The irony is that the physical character of cherished central neighbourhoods are very much the expression of a lack of planning and the organic transition toward more compact forms between 1900 and 1930. Current regulations, which focus on separating uses, setting buildings back from the street, and providing lots of parking, has essentially crystallized the look of these neighbourhoods and shrunk their populations. (The McMillan neighbourhood north of Corydon Avenue, for example, has lost 40% of its population since 1971.)


Our Winnipeg, the city’s long-term planning document, generally espouses mixed-use, densely-populated neighbourhoods in the city centre, but the specific Zoning By-law (2006) does much to prevent this from easily occurring. Single-family houses must be built at a minimum of 5,000 square feet (the typical single-family lot in the West End or Fort Rouge is between 2,500 and 3,500 square feet). Multi-family developments like an apartment or condo development must have 1.5 parking spaces for every dwelling unit.
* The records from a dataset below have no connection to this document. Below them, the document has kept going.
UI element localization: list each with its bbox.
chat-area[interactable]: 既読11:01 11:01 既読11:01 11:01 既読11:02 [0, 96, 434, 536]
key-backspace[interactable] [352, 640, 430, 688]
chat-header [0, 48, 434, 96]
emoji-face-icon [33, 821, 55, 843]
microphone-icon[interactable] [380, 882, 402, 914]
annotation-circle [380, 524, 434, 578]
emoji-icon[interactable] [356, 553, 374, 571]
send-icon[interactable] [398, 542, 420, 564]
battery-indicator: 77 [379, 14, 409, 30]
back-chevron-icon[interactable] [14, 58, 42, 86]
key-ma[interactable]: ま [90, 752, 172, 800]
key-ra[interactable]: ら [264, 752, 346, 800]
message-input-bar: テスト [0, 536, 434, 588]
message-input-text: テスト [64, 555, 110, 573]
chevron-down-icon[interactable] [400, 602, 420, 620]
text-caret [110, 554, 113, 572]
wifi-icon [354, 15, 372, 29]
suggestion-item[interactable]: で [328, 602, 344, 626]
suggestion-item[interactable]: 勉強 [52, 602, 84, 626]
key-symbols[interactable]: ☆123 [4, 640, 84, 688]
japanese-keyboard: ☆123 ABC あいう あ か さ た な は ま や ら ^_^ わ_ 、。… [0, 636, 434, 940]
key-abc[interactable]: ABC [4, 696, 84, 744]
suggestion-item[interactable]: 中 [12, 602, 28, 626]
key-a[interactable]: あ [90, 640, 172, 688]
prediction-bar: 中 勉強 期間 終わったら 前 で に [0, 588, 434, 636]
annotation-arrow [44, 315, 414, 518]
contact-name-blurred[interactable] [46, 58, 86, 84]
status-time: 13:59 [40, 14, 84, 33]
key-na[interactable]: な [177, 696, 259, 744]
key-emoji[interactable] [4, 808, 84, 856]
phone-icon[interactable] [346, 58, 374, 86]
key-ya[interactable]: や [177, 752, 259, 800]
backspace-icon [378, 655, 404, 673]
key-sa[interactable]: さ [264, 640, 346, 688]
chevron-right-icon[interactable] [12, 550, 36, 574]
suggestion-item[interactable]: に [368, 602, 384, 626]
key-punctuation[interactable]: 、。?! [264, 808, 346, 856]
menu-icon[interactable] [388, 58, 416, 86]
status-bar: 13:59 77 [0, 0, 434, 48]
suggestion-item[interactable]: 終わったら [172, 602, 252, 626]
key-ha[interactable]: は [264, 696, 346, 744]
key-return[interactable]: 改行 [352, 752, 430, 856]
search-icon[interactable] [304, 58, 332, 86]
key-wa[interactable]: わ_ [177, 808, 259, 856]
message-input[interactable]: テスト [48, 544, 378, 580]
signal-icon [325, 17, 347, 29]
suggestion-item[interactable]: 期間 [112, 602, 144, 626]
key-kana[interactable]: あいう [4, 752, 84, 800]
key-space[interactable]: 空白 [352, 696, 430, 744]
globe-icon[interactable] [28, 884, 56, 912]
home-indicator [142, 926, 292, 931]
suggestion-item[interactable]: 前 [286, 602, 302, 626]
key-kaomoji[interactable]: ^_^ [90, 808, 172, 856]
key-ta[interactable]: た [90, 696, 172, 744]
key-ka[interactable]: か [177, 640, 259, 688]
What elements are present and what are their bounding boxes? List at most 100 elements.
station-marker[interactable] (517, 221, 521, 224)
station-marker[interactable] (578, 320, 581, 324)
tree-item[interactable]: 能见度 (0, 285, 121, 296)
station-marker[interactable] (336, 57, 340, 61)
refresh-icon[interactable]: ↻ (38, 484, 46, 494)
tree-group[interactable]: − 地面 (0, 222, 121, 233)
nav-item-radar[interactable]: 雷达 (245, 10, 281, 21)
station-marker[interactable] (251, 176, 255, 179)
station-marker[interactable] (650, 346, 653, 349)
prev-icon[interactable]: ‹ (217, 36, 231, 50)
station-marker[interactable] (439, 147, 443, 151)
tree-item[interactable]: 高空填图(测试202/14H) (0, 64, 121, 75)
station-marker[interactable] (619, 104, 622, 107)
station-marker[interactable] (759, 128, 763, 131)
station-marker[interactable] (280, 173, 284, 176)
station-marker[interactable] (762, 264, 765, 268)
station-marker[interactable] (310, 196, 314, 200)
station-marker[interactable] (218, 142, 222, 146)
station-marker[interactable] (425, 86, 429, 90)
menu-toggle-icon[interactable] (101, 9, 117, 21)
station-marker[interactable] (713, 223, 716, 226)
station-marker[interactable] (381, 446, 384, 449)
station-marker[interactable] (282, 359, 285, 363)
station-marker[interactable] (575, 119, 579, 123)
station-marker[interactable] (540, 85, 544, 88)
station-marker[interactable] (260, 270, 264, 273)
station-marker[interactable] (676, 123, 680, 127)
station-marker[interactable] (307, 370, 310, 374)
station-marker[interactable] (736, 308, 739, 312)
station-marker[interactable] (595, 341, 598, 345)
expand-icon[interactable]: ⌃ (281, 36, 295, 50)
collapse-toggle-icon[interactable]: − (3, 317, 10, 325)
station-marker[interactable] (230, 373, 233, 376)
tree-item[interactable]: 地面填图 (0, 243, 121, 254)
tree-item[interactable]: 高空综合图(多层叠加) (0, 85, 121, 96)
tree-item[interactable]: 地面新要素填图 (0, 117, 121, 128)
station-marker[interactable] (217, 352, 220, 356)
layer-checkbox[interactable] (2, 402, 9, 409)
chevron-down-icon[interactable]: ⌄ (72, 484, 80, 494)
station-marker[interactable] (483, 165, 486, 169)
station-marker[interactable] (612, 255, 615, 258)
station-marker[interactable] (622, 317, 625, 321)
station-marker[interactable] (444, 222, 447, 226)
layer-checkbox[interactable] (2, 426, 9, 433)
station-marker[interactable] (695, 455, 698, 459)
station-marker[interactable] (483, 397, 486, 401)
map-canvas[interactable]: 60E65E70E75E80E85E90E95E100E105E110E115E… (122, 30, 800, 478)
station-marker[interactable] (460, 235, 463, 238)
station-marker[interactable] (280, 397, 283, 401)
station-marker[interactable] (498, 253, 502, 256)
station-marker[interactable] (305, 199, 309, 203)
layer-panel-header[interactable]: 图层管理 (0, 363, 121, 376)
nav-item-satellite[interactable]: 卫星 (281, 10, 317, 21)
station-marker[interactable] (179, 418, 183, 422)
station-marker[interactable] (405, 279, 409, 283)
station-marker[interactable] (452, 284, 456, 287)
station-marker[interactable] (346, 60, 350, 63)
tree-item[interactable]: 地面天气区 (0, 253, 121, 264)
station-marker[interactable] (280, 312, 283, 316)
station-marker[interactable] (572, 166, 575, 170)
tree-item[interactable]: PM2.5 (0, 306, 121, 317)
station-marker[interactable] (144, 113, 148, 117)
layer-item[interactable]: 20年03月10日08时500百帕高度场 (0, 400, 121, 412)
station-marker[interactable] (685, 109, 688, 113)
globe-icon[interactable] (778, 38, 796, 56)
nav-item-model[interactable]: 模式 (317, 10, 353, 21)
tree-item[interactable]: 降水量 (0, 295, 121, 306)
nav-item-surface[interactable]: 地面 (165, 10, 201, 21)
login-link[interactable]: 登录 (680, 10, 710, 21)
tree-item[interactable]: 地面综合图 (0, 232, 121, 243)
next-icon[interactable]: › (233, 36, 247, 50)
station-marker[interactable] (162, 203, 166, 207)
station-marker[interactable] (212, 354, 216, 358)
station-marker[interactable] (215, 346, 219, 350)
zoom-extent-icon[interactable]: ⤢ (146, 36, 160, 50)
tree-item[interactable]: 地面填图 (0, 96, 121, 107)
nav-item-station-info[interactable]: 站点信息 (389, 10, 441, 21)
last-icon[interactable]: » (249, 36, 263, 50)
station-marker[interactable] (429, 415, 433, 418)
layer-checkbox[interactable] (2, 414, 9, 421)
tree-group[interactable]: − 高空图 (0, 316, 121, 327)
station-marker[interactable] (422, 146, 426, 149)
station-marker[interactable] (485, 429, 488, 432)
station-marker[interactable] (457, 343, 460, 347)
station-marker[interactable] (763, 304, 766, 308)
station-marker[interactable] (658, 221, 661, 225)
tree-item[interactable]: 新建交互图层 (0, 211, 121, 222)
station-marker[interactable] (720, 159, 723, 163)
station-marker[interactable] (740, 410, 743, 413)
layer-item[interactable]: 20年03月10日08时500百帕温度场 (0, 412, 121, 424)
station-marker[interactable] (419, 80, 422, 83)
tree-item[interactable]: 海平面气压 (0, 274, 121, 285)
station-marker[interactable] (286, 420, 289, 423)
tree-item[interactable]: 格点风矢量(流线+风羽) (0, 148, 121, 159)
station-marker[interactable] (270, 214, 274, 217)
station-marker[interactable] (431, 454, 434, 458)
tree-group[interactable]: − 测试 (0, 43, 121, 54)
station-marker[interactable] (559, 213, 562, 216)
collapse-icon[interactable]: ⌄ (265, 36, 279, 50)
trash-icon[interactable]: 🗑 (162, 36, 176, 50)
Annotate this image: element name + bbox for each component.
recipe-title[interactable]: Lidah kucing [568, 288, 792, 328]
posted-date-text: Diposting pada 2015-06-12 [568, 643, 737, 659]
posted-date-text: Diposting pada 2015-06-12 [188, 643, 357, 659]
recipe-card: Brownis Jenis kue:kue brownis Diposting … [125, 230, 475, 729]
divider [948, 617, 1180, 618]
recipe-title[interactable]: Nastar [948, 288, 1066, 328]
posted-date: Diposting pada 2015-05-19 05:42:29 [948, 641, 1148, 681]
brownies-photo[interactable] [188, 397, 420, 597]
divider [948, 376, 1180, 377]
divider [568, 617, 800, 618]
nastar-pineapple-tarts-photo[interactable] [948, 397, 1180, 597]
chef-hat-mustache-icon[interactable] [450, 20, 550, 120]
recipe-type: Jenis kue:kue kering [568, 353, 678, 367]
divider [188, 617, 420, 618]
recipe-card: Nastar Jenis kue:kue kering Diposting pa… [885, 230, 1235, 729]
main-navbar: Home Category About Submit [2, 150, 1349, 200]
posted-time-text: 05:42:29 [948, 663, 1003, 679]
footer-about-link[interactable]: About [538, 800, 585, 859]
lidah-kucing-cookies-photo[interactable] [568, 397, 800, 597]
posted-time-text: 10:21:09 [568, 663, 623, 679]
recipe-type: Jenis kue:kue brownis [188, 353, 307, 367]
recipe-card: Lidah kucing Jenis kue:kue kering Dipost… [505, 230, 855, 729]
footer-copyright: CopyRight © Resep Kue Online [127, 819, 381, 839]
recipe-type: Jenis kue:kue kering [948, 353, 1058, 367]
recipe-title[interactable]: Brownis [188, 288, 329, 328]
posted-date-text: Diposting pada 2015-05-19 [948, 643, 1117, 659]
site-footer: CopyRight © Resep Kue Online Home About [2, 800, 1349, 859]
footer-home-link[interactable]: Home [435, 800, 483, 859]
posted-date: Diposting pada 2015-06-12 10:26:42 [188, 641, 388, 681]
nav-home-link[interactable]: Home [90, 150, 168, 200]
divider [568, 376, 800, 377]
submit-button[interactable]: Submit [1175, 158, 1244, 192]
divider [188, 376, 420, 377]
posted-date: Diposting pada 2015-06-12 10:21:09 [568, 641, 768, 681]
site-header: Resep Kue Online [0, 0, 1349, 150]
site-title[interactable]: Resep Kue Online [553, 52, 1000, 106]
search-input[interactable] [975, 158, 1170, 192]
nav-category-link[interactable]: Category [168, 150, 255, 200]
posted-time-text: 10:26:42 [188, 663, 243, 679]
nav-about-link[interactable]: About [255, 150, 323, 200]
These requirements can be, and regularly are, circumvented when the developer applies for zoning variances, which involves scheduled hearings at City Hall. But this means a loss of time, money, confidence, and sanity that isn’t involved in building new development on the edge of the city (something Our Winnipeg seems to frown on, but the Zoning By-law practically requires).

While residents of Old River Heights or Norwood may fear their neighbourhood turning into Manhattan, greater density and housing options don’t always mean massive apartment blocks. Vancouver has found that secondary suites (small dwellings in the back yard, for example) can provide affordable housing options in single-family neighbourhoods without significantly altering the neighbourhood’s character.

From a demand perspective, allowing greater density and housing diversity in older residential neighbourhoods will mean they can provide renters and owners with a range of choices. From a supply perspective, it will help to make doing infill competitive to building on farmland.

Allowing for greater density will not make owning a gorgeous 1,600 square foot Edwardian-era house cheap again — these houses were built for the middle class a century ago, and there’s no logical reason to prevent them from being housed by middle class people now. It will, however, offer a chance for not just the wealthy to live in that neighbourhood — in new apartments, condos, or secondary suites.